If I were you, assuming it didn’t take five minutes or something to recall the meaning I wouldn’t worry about it. You’ve still got a basic idea of the word sufficiently to help when you see it in the wild. In the long term it is the repeated exposure to the word in the wild that will cement it in your memory. (Or if you don’t see it again, it wasn’t an important enough word to put in extra time to memorize better in the first place.)

The other thing I think is that vocabulary learning is not a “gotta remember them all” kind of exercise. If you work through 1000 words and remember 80% of them that is a better result than if you studied 500 words twice as hard and remembered 100% of them. There are always some words that for individual chance reasons turn out to be hard to remember. I think rather than super-focusing on those words it’s better to move on; there are always more words out there, and most of them won’t be leeches :slight_smile:


I think the thing that made me stop stressing so much about conjugation of words as well as recognizing the Kanji, is reading. The more you read, the less you’re going to care about when, how, and why you remember a kanji. I knew 驚く ages ago, and it’s finally popping up on WK. I will never think about it when that word comes up in WK because I read it so much it’s impossible for me not to intuitively know it.

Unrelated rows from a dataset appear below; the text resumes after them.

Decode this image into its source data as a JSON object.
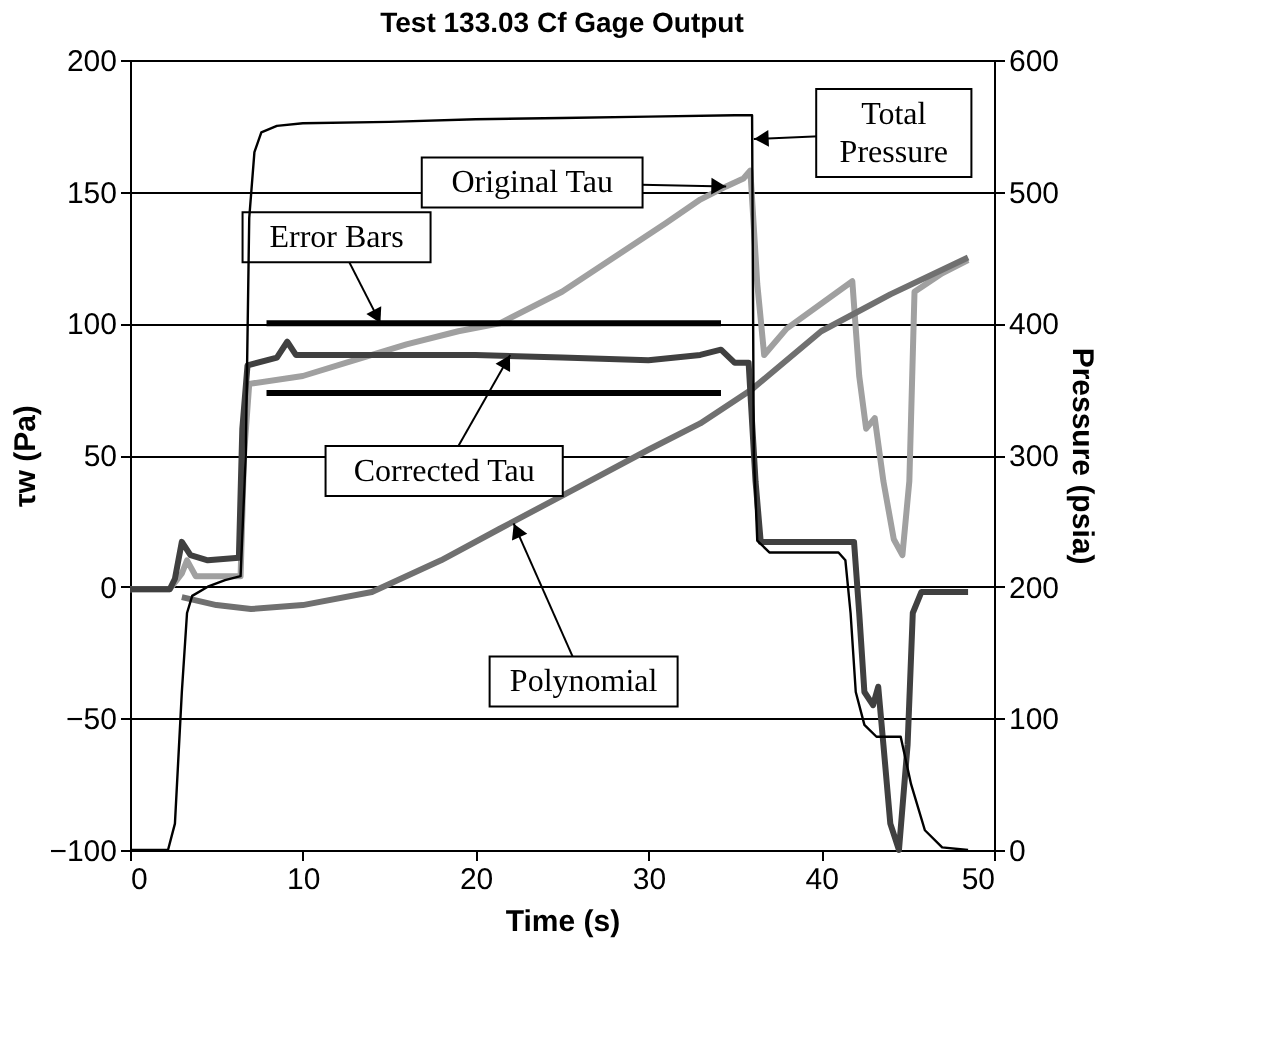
{
  "chart_data": {
    "type": "line",
    "title": "Test 133.03 Cf Gage Output",
    "xlabel": "Time (s)",
    "ylabel": "τw (Pa)",
    "y2label": "Pressure (psia)",
    "xlim": [
      0,
      50
    ],
    "xticks": [
      0,
      10,
      20,
      30,
      40,
      50
    ],
    "ylim": [
      -100,
      200
    ],
    "yticks": [
      -100,
      -50,
      0,
      50,
      100,
      150,
      200
    ],
    "y2lim": [
      0,
      600
    ],
    "y2ticks": [
      0,
      100,
      200,
      300,
      400,
      500,
      600
    ],
    "grid": "y",
    "marker": "none",
    "line_style": "solid",
    "series": [
      {
        "axis": "y2",
        "color": "#000000",
        "x": [
          0,
          2.2,
          2.6,
          3.0,
          3.3,
          3.6,
          4.5,
          5.5,
          6.4,
          6.7,
          6.9,
          7.2,
          7.6,
          8.5,
          10,
          15,
          20,
          25,
          30,
          35,
          36.0,
          36.1,
          36.3,
          37,
          41,
          41.4,
          41.7,
          42.0,
          42.5,
          43.2,
          44.6,
          45.2,
          46,
          47,
          48.5
        ],
        "values": [
          0,
          0,
          20,
          120,
          180,
          193,
          200,
          205,
          208,
          300,
          480,
          530,
          545,
          550,
          552,
          553,
          555,
          556,
          557,
          558,
          558,
          300,
          235,
          226,
          226,
          220,
          180,
          120,
          95,
          86,
          86,
          50,
          15,
          2,
          0
        ]
      },
      {
        "color": "#a0a0a0",
        "x": [
          0,
          2.3,
          3.0,
          3.3,
          3.8,
          6.4,
          6.6,
          6.9,
          10,
          13,
          16,
          19,
          21.4,
          25,
          28,
          31,
          33,
          34.5,
          35.5,
          35.9,
          36.3,
          36.7,
          38,
          41.8,
          42.2,
          42.6,
          43.1,
          43.6,
          44.2,
          44.7,
          45.1,
          45.4,
          47,
          48.5
        ],
        "values": [
          -1,
          -1,
          5,
          10,
          4,
          4,
          50,
          77,
          80,
          86,
          92,
          97,
          100,
          112,
          125,
          138,
          147,
          152,
          155,
          158,
          115,
          88,
          98,
          116,
          80,
          60,
          64,
          40,
          18,
          12,
          40,
          112,
          119,
          124
        ]
      },
      {
        "color": "#707070",
        "x": [
          3,
          5,
          7,
          10,
          14,
          18,
          21.4,
          26,
          30,
          33,
          36,
          40,
          44,
          48.5
        ],
        "values": [
          -4,
          -7,
          -8.5,
          -7,
          -2,
          10,
          22,
          38,
          52,
          62,
          75,
          97,
          111,
          125
        ]
      },
      {
        "type": "line",
        "color": "#000000",
        "x": [
          7.9,
          34.2
        ],
        "values": [
          100,
          100
        ]
      },
      {
        "type": "line",
        "color": "#000000",
        "x": [
          7.9,
          34.2
        ],
        "values": [
          73.5,
          73.5
        ]
      },
      {
        "color": "#404040",
        "x": [
          0,
          2.3,
          2.6,
          3.0,
          3.5,
          4.5,
          6.3,
          6.5,
          6.8,
          8.5,
          9.1,
          9.6,
          15,
          20,
          25,
          30,
          33,
          34.2,
          35,
          35.8,
          36.2,
          36.5,
          41.9,
          42.2,
          42.5,
          43,
          43.3,
          43.6,
          44,
          44.5,
          45,
          45.3,
          45.8,
          48.5
        ],
        "values": [
          -1,
          -1,
          3,
          17,
          12,
          10,
          11,
          60,
          84,
          87,
          93,
          88,
          88,
          88,
          87,
          86,
          88,
          90,
          85,
          85,
          40,
          17,
          17,
          -10,
          -40,
          -45,
          -38,
          -60,
          -90,
          -100,
          -60,
          -10,
          -2,
          -2
        ]
      }
    ],
    "annotations": [
      {
        "text": "Total\nPressure",
        "x": 36.1,
        "y": 170
      },
      {
        "text": "Original Tau",
        "x": 34.5,
        "y": 152
      },
      {
        "text": "Error Bars",
        "x": 14.5,
        "y": 100
      },
      {
        "text": "Corrected Tau",
        "x": 22,
        "y": 88
      },
      {
        "text": "Polynomial",
        "x": 22.2,
        "y": 24
      }
    ]
  }
}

Like @pm215 said, you’re not trying to recognize words in isolation, you’re supposed to be seeing them in the real world. I suggest if you are concerned about “seeing a kanji and knowing what it means” that you should start enjoying the process more and start reading manga, graded readers, etc.


tbh, eventually, I find the speed to de-conjugate to dictionary form the most important, but not other kinds of conjugation.

Kanji eventually feel more important than vocabularies, but often, only either the general shape, or some parts (phonetic-semantic components), is more important. No need for perfect recall from scratch (i.e. no need to be able to recall all the parts, or able to write without IME).

Some vocabularies are important, but probably only “core”, and isolated ones; but they are more important Kana-wise, or Reading-wise.